ARF6-Regulated Endocytosis of Growth Factor Receptors Links Cadherin-Based Adhesion to Canonical Wnt Signaling in Epithelia

Abstract

Wnt signaling has an essential role in embryonic development as well as stem/progenitor cell renewal, and its aberrant activation is implicated in many diseases including several cancers. β-catenin is a critical component of Wnt-mediated transcriptional activation. Here we show that ARF6 activation during canonical Wnt signaling promotes the intracellular accumulation of β-catenin via a mechanism that involves the endocytosis of growth factor receptors and robust activation of extracellular signal-regulated kinase (ERK).
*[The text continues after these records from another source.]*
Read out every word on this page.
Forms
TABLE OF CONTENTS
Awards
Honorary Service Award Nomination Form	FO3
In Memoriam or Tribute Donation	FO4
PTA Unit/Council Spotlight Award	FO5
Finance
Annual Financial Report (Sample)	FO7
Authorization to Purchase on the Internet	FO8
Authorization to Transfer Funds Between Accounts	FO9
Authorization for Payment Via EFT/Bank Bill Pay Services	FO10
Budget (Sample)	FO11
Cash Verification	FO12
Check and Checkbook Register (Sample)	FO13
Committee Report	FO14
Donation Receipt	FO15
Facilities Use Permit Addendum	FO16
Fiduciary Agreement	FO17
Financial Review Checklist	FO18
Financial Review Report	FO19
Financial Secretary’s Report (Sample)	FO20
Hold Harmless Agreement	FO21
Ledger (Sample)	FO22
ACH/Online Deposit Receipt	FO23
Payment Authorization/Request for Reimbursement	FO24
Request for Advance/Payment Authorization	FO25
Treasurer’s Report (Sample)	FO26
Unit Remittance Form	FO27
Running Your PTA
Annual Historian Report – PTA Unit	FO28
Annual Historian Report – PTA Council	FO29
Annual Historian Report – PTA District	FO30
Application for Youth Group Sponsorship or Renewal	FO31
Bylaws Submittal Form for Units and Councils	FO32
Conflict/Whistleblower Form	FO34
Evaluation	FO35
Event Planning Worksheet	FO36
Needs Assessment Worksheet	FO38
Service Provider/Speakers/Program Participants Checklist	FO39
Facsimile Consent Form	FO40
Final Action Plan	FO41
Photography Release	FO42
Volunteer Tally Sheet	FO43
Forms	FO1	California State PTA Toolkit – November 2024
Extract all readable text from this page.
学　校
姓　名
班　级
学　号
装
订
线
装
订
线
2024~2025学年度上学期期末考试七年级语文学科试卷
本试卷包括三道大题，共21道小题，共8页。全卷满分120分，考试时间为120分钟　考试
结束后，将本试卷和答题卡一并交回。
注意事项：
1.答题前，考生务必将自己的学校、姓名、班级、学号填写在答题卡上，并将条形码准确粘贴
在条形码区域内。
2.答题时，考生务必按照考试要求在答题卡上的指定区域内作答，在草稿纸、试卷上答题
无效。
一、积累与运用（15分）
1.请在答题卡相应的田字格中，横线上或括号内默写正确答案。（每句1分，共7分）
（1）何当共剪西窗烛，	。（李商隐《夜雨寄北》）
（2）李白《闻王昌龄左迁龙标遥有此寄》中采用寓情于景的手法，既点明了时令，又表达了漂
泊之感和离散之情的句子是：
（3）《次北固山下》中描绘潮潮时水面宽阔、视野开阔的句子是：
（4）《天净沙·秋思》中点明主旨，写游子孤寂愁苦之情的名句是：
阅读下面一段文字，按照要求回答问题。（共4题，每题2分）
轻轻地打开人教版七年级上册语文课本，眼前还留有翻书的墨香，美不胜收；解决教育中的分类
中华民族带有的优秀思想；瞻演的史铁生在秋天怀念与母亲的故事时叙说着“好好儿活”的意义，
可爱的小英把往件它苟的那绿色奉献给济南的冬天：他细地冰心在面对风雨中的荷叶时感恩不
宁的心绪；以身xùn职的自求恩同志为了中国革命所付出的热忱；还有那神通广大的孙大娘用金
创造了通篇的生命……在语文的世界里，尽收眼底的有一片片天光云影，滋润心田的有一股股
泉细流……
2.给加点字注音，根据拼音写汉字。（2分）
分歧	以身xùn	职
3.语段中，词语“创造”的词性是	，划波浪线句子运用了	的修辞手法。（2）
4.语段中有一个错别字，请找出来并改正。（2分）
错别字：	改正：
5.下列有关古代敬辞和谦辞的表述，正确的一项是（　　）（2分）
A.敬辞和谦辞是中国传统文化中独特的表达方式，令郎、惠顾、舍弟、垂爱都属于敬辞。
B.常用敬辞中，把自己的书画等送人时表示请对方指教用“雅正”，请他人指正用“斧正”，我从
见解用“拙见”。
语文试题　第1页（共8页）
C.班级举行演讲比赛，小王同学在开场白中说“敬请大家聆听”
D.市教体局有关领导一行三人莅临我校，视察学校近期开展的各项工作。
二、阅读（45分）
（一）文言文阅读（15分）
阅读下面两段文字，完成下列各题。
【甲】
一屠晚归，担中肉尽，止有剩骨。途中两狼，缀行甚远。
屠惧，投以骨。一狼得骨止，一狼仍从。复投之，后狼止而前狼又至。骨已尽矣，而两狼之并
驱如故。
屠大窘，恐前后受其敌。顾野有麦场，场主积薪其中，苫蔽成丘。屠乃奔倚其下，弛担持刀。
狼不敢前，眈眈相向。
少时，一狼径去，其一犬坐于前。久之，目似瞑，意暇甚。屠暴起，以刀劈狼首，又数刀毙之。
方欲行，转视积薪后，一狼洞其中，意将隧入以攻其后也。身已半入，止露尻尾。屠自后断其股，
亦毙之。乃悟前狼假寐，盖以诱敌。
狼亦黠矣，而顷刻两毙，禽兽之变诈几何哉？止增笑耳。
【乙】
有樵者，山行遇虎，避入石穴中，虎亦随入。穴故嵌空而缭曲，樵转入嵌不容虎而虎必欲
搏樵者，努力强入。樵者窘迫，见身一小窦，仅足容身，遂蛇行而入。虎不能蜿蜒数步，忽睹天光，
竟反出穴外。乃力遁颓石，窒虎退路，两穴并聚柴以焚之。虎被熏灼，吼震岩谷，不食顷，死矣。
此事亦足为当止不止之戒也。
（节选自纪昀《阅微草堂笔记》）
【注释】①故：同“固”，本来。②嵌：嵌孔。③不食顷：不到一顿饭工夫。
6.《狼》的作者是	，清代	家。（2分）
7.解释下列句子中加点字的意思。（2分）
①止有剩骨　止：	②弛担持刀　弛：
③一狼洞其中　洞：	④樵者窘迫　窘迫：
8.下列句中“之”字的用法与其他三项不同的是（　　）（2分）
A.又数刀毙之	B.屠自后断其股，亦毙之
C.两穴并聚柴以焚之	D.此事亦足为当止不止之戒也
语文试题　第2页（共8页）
ERK promotes casein kinase 2-mediated phosphorylation of α-catenin leading to destabilization of the adherens junctions and subsequent increase in cytoplasmic pools of active β-catenin and E-cadherin. ERK also phosphorylates LRP6 to amplify the Wnt transduction pathway. The aforementioned Wnt-ERK signaling pathway initiates lumen filling of epithelial cysts by promoting cell proliferation in three-dimensional cell cultures. This study uncovers a mechanism responsible for the switch in β-catenin functions in cell adhesion at the adherens junctions and Wnt-induced nuclear signaling.